Zhang developed the app using Objective-C, the main programming language for the Apple OS X and iOS operating systems. In order to get accurate data, he incorporated an artificial intelligence algorithm to analyze the data obtained from the card swiping system at the Lyon Center, which was made available to Zhang and Liu by the USC Recreational Sport Center and USCard Services. In addition to the base features, Zhang is currently working on social features for the app to help students connect.
Meanwhile, Zhang and Liu have been marketing the app in the Lyon Center with flyers and advocating the app on their main website, social media and through specified outreach: the Zeta Beta Tau fraternity has already been promoting this app to its members.
Justine Gilman, senior director of Recreational Sports, said many students have requested an app similar to this in past years.
“Many students have requested an app similar to GymFlow over the years,” Gilman said. “This is the perfect response to that. This is indeed an innovative, creative and a valuable tool to the USC community.”
Liu said the app will encourage people to come to the Lyon Center and further promote health fitness.
“One of the main reasons people don’t go to the gym is not because they’re lazy,” Liu said. “A lot of people don’t like working out because it’s an intimidating environment when the gym is crowded.”

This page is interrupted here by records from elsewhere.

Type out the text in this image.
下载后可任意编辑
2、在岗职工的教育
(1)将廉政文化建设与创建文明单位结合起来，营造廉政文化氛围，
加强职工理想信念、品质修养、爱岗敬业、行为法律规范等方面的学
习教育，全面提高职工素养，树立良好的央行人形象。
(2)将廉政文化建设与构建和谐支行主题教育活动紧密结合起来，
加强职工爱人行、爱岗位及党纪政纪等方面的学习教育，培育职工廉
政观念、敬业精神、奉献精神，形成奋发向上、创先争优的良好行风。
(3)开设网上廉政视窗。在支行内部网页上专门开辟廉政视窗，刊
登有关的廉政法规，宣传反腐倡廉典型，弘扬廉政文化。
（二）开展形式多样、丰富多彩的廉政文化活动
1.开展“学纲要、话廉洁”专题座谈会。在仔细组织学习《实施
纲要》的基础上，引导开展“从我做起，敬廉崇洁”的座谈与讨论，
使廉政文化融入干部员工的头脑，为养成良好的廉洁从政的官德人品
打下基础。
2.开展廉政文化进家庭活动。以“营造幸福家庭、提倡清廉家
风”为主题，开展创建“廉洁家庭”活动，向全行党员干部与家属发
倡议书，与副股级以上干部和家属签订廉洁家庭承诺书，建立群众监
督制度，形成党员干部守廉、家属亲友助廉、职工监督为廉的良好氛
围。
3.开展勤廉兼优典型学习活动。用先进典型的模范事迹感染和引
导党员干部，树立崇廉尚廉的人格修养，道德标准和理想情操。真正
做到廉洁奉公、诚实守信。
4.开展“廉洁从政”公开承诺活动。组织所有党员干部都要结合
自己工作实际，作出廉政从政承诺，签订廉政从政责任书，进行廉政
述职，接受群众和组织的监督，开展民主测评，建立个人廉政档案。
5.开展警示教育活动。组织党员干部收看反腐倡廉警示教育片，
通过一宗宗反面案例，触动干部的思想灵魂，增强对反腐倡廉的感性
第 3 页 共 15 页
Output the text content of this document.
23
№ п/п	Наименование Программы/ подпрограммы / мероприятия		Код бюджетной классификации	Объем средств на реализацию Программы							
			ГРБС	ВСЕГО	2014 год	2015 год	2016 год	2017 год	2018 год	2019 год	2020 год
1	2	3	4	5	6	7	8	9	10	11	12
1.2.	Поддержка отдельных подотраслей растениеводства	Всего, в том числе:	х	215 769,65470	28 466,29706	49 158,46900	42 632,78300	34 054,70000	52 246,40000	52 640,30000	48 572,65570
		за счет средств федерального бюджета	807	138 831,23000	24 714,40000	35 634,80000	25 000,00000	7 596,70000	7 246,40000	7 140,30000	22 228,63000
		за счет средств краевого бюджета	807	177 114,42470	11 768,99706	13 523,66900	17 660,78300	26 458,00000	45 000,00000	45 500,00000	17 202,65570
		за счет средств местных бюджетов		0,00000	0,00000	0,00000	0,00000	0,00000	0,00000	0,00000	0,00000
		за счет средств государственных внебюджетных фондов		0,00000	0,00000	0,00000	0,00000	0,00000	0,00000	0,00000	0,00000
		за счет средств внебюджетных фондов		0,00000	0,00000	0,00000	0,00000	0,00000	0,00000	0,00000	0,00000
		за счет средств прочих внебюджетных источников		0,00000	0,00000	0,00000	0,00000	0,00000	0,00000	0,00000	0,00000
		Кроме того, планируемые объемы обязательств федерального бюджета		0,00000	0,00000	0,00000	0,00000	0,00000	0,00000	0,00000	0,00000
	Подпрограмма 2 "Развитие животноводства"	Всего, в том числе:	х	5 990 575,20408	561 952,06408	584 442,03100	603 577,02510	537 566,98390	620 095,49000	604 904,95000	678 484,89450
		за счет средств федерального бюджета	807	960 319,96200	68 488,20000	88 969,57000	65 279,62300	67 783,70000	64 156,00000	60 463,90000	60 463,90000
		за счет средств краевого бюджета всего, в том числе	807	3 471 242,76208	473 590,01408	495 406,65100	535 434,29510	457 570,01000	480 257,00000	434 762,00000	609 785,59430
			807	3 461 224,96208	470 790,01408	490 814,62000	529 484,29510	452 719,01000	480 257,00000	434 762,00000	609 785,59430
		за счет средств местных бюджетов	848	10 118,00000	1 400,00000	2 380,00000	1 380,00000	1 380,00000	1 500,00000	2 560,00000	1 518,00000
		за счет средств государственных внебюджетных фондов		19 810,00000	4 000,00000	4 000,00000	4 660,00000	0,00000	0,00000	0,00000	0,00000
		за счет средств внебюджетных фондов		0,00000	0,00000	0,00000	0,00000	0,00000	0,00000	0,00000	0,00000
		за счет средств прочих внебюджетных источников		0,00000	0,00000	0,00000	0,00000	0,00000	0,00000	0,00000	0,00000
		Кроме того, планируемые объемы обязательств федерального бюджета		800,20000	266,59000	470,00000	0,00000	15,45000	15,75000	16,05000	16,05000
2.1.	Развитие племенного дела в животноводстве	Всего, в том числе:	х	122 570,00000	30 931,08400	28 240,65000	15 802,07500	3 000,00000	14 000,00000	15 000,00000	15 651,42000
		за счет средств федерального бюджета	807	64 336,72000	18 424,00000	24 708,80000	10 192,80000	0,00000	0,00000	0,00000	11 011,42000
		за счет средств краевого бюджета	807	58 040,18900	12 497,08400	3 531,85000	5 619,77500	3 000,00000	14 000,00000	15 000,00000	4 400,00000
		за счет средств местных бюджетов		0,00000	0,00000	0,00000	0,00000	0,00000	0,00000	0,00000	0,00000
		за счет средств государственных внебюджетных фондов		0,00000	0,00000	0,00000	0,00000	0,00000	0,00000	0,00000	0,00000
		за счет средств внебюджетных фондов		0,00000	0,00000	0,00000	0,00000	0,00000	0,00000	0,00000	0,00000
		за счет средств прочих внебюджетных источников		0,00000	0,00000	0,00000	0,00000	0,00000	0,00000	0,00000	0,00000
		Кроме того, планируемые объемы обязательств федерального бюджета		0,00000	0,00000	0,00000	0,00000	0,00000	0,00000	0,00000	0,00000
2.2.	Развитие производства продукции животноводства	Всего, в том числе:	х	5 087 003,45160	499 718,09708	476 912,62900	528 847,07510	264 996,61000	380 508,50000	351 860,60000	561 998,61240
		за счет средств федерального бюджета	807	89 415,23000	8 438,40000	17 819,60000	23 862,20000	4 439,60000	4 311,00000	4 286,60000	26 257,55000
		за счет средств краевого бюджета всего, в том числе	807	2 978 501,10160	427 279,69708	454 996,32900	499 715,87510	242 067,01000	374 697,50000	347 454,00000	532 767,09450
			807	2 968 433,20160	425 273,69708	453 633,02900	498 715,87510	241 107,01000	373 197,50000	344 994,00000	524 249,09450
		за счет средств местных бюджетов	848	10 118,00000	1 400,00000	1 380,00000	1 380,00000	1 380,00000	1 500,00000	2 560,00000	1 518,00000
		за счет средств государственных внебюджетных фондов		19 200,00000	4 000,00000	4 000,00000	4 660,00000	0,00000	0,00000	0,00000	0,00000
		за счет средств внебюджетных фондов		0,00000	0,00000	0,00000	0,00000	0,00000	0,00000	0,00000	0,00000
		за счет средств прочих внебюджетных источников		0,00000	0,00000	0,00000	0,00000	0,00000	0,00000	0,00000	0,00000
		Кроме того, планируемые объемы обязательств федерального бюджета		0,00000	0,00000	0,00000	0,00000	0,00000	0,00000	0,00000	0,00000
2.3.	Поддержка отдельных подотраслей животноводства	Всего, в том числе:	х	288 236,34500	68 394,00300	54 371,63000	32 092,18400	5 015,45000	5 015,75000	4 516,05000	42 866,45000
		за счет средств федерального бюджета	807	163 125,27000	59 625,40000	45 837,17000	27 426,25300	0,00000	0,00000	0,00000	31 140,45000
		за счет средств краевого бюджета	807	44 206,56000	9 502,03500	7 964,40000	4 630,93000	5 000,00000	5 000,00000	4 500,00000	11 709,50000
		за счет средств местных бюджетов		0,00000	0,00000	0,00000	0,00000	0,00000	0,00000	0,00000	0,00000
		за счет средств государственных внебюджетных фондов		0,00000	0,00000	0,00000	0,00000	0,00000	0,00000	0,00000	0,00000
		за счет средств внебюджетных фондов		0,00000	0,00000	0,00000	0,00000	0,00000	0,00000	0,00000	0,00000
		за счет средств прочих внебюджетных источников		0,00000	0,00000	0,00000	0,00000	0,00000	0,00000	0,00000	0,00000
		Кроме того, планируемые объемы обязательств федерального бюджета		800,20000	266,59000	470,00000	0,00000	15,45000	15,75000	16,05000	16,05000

Some students believe the app will better facilitate the traffic flow at the Lyon Center.
“I actually really like [GymFlow]. I was really surprised [it works well] because it goes off of our swipe card system and they assume everybody is here for an hour, but it’s still pretty accurate,” said Michael Campana, a senior majoring in business administration.
As of noon on Sunday there have been 321 downloads and the user retention rate is much higher than the two creators expected.
“The Lyon Center is sort of our test bucket; eventually we want to launch the app for gyms in the L.A. region,” Zhang said.
Zhang and Liu are working on launching it on the Android market later this semester.